Column by Robert Valentine, senior lecturer of advertising
Less than one year ago, Murray State awarded an honorary doctorate to Constantine W. Curris at the December Commencement ceremony. The Curris Center bears his name, and many people mark a upward turn in Murray State’s growth and fame from his presidency. He served as the president of the Northern Iowa University, Clemson University and of the American Association of State Colleges and Universities.

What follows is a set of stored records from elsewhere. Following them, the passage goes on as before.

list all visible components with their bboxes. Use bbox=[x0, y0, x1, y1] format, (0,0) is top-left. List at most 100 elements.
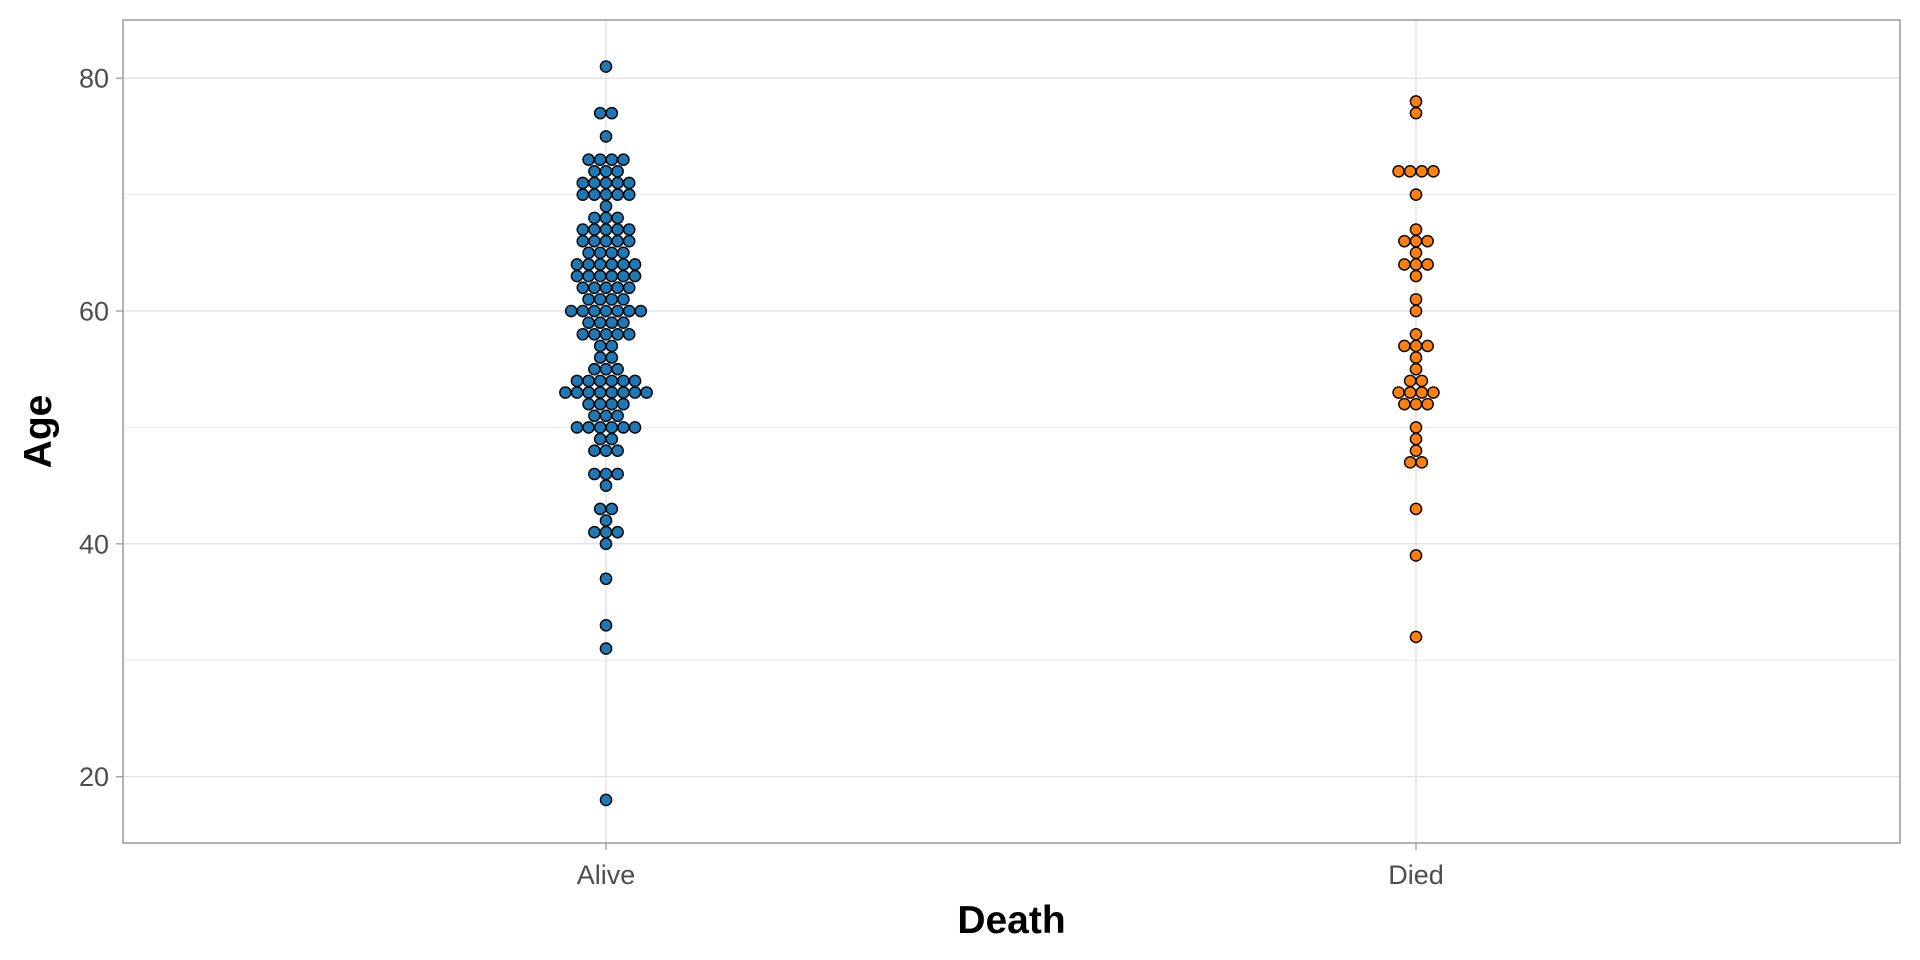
data-point-alive bbox=[605, 106, 619, 120]
data-point-alive bbox=[599, 211, 613, 225]
data-point-alive bbox=[582, 397, 595, 411]
data-point-alive bbox=[599, 619, 613, 632]
data-point-alive bbox=[599, 525, 613, 539]
data-point-alive bbox=[588, 188, 601, 201]
data-point-alive bbox=[640, 386, 653, 399]
data-point-alive bbox=[611, 444, 624, 458]
data-point-alive bbox=[611, 467, 624, 481]
data-point-alive bbox=[582, 258, 595, 271]
data-point-died bbox=[1427, 165, 1440, 178]
data-point-alive bbox=[593, 374, 607, 388]
data-point-alive bbox=[576, 281, 590, 295]
data-point-alive bbox=[576, 234, 590, 248]
data-point-alive bbox=[611, 281, 624, 295]
data-point-alive bbox=[593, 153, 607, 166]
data-point-alive bbox=[622, 188, 636, 201]
data-point-died bbox=[1409, 223, 1423, 236]
data-point-died bbox=[1409, 444, 1423, 458]
data-point-alive bbox=[593, 316, 607, 329]
data-point-alive bbox=[599, 176, 613, 190]
data-point-alive bbox=[559, 386, 572, 399]
data-point-alive bbox=[611, 409, 624, 423]
data-point-alive bbox=[617, 269, 630, 283]
data-point-alive bbox=[576, 176, 590, 190]
data-point-alive bbox=[593, 432, 607, 446]
data-point-alive bbox=[605, 397, 619, 411]
data-point-died bbox=[1398, 339, 1411, 353]
data-point-alive bbox=[605, 339, 619, 353]
data-point-alive bbox=[599, 60, 613, 73]
data-point-alive bbox=[611, 211, 624, 225]
y-axis-title: Age bbox=[17, 395, 60, 469]
x-tick-label: Alive bbox=[577, 860, 636, 890]
data-point-alive bbox=[588, 281, 601, 295]
data-point-died bbox=[1409, 304, 1423, 318]
data-point-died bbox=[1409, 293, 1423, 306]
data-point-died bbox=[1409, 421, 1423, 434]
data-point-alive bbox=[599, 409, 613, 423]
axis-ticks: 20 40 60 80 Alive Died bbox=[79, 64, 1444, 890]
data-point-died bbox=[1409, 397, 1423, 411]
data-point-alive bbox=[622, 281, 636, 295]
data-point-alive bbox=[617, 397, 630, 411]
data-point-alive bbox=[599, 304, 613, 318]
data-point-died bbox=[1409, 269, 1423, 283]
data-point-died bbox=[1409, 362, 1423, 376]
grid bbox=[123, 20, 1900, 843]
data-point-alive bbox=[576, 188, 590, 201]
data-point-alive bbox=[576, 327, 590, 341]
data-point-died bbox=[1403, 386, 1417, 399]
data-point-alive bbox=[605, 351, 619, 364]
data-point-alive bbox=[634, 304, 648, 318]
data-point-alive bbox=[599, 234, 613, 248]
data-point-died bbox=[1409, 327, 1423, 341]
data-point-alive bbox=[582, 316, 595, 329]
data-point-died bbox=[1409, 234, 1423, 248]
data-point-alive bbox=[593, 421, 607, 434]
data-point-alive bbox=[582, 421, 595, 434]
data-point-alive bbox=[611, 234, 624, 248]
data-point-alive bbox=[617, 386, 630, 399]
data-point-alive bbox=[593, 502, 607, 516]
data-point-alive bbox=[617, 258, 630, 271]
data-point-alive bbox=[605, 374, 619, 388]
data-point-died bbox=[1409, 339, 1423, 353]
data-point-died bbox=[1398, 234, 1411, 248]
data-point-alive bbox=[611, 165, 624, 178]
data-point-alive bbox=[605, 153, 619, 166]
y-tick-label: 40 bbox=[79, 529, 109, 559]
data-point-alive bbox=[628, 269, 642, 283]
data-point-alive bbox=[605, 293, 619, 306]
data-point-alive bbox=[593, 386, 607, 399]
data-point-alive bbox=[605, 269, 619, 283]
data-point-alive bbox=[617, 246, 630, 260]
data-point-alive bbox=[599, 444, 613, 458]
data-point-alive bbox=[593, 351, 607, 364]
data-point-alive bbox=[593, 269, 607, 283]
data-point-died bbox=[1409, 502, 1423, 516]
data-point-died bbox=[1403, 374, 1417, 388]
data-point-alive bbox=[611, 304, 624, 318]
data-point-alive bbox=[628, 258, 642, 271]
data-point-died bbox=[1415, 456, 1429, 469]
data-point-alive bbox=[617, 153, 630, 166]
data-point-alive bbox=[611, 362, 624, 376]
data-point-alive bbox=[605, 316, 619, 329]
data-point-died bbox=[1409, 630, 1423, 644]
data-point-alive bbox=[576, 304, 590, 318]
data-point-alive bbox=[605, 258, 619, 271]
data-point-died bbox=[1403, 456, 1417, 469]
data-point-died bbox=[1409, 432, 1423, 446]
data-point-alive bbox=[570, 269, 584, 283]
data-point-alive bbox=[588, 525, 601, 539]
data-point-alive bbox=[599, 514, 613, 527]
data-point-alive bbox=[593, 258, 607, 271]
data-point-alive bbox=[576, 223, 590, 236]
data-point-alive bbox=[605, 386, 619, 399]
data-point-alive bbox=[564, 304, 578, 318]
data-point-alive bbox=[599, 223, 613, 236]
data-point-died bbox=[1427, 386, 1440, 399]
data-point-died bbox=[1398, 258, 1411, 271]
data-point-died bbox=[1392, 386, 1405, 399]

Now, some 43 years after he assumed his office at Murray State as the youngest college president in Kentucky history, it is a good time to recall part of the message he delivered to the graduating class of December 2015. Because it happened 11 months ago, some of the references to dates and current events will be a bit out of phase, but his message about what students should do to improve the world in which they live remains as well-put and pertinent as ever.
“Now . . .what should you — what must you — change? Everyone needs to fulfill his or her responsibilities as a citizen in this democracy, and that includes participating in local, state and national elections. In last month’s statewide elections in Kentucky, only 30 percent of eligible voters went to the polls. Seven out of 10 Kentuckians chose not to exercise their constitutional right to select their representatives.
One year ago (2014), nationwide, only 36 percent of eligible voters went to the polls to elect their senators and representatives. That was the lowest turnout in congressional election in 70 years. (In contrast, I trust you noted that 74 percent of eligible Venezuelans went to the polls this past week [November 2015].) Even more disturbing is the pathetic turnout of voting age citizens under the age of 30. In national elections, as a general rule, only 20 to 30 percent of voters your age go to the polls – that is the lowest turnout of any age group, and makes you the least influential voting bloc.
In contrast, we seniors (65 years and older) go to the polls more than any other age group. In national elections, between 60 and 75 percent of eligible seniors go to the polls. Because we vote, we are the most influential voting bloc. Remember that between 80 and 90 percent of elected officials run for re-election. They fear the wrath of unhappy voters. They fear us – they don’t fear you.
Let me bring this home. Last year, the average graduate of a public university walked across the stage with over $28,000 in educational debt. When I graduated from college, hardly anyone had any debt. What happened?
In the intervening years, in state after state, appropriations for higher education remained stable or declined, resulting in tuition being increased beyond inflation. In Washington, Pell Grants and other scholarship funding efforts were reduced and in their place, Congress expanded loan programs, with the result that student borrowing became the primary way students paid for their college education – and student debt has increased every year since. Students are the big losers. Because students and others under 30 rarely vote, there were few constituent pressures on policy makers, and the political process wreaked damage on its least influential voters – the young.
In contrast, look at the fortunes of my generation – those of us 65 and older. The Congress has never ventured to lower Medicare benefits or even to reduce the cost of living adjustment for Social Security. The Congress will not offend us seniors. They dare not risk the electoral wrath of that age group that votes.
For your good and for the good of the country, this has to change. And you can make change happen. Register and vote – and persuade your neighbors to do likewise. The fundamental lesson of Political Science 101 is that even if your preferred candidate loses, when you vote, you win!”